Malheureusement, ces derniers n’agissent pas seuls, ils sont confortés par les acclamations et les connivences de leurs affidés, dépositaires des basses besognes et par l’allégeance de leurs obligés, bénéficiaires de nombreux avantages indus. Même si on constate que depuis quelques temps, ces laudateurs qui relayaient avec trompettes et maquettes, les fausses promesses, ont désormais perdu leur assiduité et leur loquacité à encenser leurs maîtres. Du reste, celui qui était leur chef, connu pour être fainéant, ne propose plus que le néant. Sa témérité à s’accrocher au pouvoir, en dépit de ses difficultés, ne suscite que l’indignité et la pitié « aux yeux du monde et des nations amies ». Et pour une fois, bien que contraints au silence par la dissolution de leur pléthore d’officines obscures, les zélateurs ont beau jeu de se taire.
Manifestement, face à un peuple qui refuse de céder à la duperie et à la démagogie, l’aplomb et l’exubérance des zélateurs a fini par agacer la régence. Tentant de couvrir successivement l’incompétence, l’inconséquence et l’absence à la tête de l’Etat, les gesticulations et les excès des rustauds ont davantage renforcé la détestation des Gabonais vis-à-vis du pouvoir et interrogé légitimement et intelligiblement la réalité de son exercice depuis 2009.
En effet, de 2009 à 2018, avec une gouvernance sous le modèle de la conciergerie, on a vu de nombreux scélérats, décidé de tout, s’accaparer de tout et en toute impunité, avant de s’en aller pour investir ailleurs, en prenant soin de narguer les Gabonais. Ils ont été aux commandes du Gabon, sans aucune expérience en matière de gestion d’un Etat, sans complaisance, ni compassion pour les populations, sans connaissance des aspirations de la nation et sans appartenance à son histoire et à son avenir. Ils ont pillé et ruiné le Gabon sous le sceau de l’inaptitude de leur fainéant mandant.
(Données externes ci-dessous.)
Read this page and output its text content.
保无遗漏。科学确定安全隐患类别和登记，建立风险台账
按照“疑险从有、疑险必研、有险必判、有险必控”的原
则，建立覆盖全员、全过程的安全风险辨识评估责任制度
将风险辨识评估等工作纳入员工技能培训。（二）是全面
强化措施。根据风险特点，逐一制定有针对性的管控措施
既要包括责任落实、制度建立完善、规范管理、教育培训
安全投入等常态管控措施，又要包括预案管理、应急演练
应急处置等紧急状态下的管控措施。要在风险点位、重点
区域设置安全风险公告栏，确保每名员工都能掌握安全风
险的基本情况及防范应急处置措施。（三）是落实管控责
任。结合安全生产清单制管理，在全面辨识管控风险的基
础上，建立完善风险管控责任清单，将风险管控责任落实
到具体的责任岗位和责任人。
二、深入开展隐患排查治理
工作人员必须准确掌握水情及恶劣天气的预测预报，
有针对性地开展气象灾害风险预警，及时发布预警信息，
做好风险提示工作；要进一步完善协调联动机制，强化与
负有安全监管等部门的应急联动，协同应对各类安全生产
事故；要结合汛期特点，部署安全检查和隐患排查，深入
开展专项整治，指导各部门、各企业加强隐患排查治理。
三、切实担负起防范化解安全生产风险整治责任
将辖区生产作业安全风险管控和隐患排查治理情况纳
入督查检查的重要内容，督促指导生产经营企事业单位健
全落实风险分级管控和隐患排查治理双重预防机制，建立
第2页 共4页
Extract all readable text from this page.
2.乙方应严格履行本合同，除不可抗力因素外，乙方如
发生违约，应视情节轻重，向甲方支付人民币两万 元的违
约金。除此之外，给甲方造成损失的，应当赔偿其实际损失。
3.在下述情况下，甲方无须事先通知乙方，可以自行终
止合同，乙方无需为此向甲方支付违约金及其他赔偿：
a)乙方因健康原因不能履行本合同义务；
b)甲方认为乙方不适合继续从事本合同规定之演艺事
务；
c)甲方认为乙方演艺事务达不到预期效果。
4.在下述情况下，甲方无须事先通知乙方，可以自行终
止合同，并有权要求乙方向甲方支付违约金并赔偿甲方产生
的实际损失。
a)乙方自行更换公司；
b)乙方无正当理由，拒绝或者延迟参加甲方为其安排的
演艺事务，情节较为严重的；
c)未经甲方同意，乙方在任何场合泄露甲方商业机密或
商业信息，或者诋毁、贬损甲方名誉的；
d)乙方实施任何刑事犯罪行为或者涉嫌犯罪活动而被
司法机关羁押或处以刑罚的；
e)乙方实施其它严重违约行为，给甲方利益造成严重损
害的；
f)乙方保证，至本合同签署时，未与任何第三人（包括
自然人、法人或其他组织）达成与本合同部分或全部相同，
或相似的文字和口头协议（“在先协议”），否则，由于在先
A l’évidence, même au temps de sa prétention et de sa suffisance, celui qui s’est imposé aux Gabonais par la force en 2009 et 2016, n’a jamais été capable de tenir le gouvernail du Gabon sans s’abonner et s’abandonner au magister des mystificateurs. Bientôt quatorze ans que le sommet de l’Etat est sous tutelle, livré à une succession de fumisteries qui ont orchestré la mise au placard des talents et la mise à l’écart des enfants de la nation.
« Gabon à revers » : le vide, la nurserie et la régence triumvirale
Depuis 2018, face à l’inaptitude et au vide, se refusant à arrêter la forfaiture, le pouvoir a choisi de contourner la constitution et de colmater les brèches, en inventant la nurserie, une nouvelle imposture pour remplacer la conciergerie à la tête de notre pays. Elle a favorisé l’arrivée aux manettes des enfants gâtés dont le premier jeu vidéo est « Gabon reverse ». Assurés de toute impunité par la régence triumvirale de leur infâme parentèle et autres clientèles, ils sont arrivés aux commandes de l’Etat, déterminés à être plus véloces, plus féroces et plus voraces que leurs forbans prédécesseurs. Malheureusement, leur piraterie et leur gabegie anéantissent l’Etat au détriment des populations qui croupissent, plus que jamais, dans la misère.
Le cafouillage, les rétropédalages et les querelles entre les cartels au sommet de l’Etat sont visibles. Les alliances de circonstance, les manigances et les discordances livrées au service des intérêts personnels et claniques, se font en confirmant la vacance à la présidence de la République et en éclipsant totalement les sujets de fond. L’Etat est déliquescent, incapable d’assumer ses obligations en matière d’éducation, de santé, d’inclusion sociale, d’infrastructure, d’emplois et de croissance économique…
Assurément, ceux qui sont au pouvoir constituent intrinsèquement la difficulté à laquelle est confronté notre pays et les Gabonais sont conscients que leurs discours et leurs actes sont une invitation à plonger dans une piscine vide et profonde.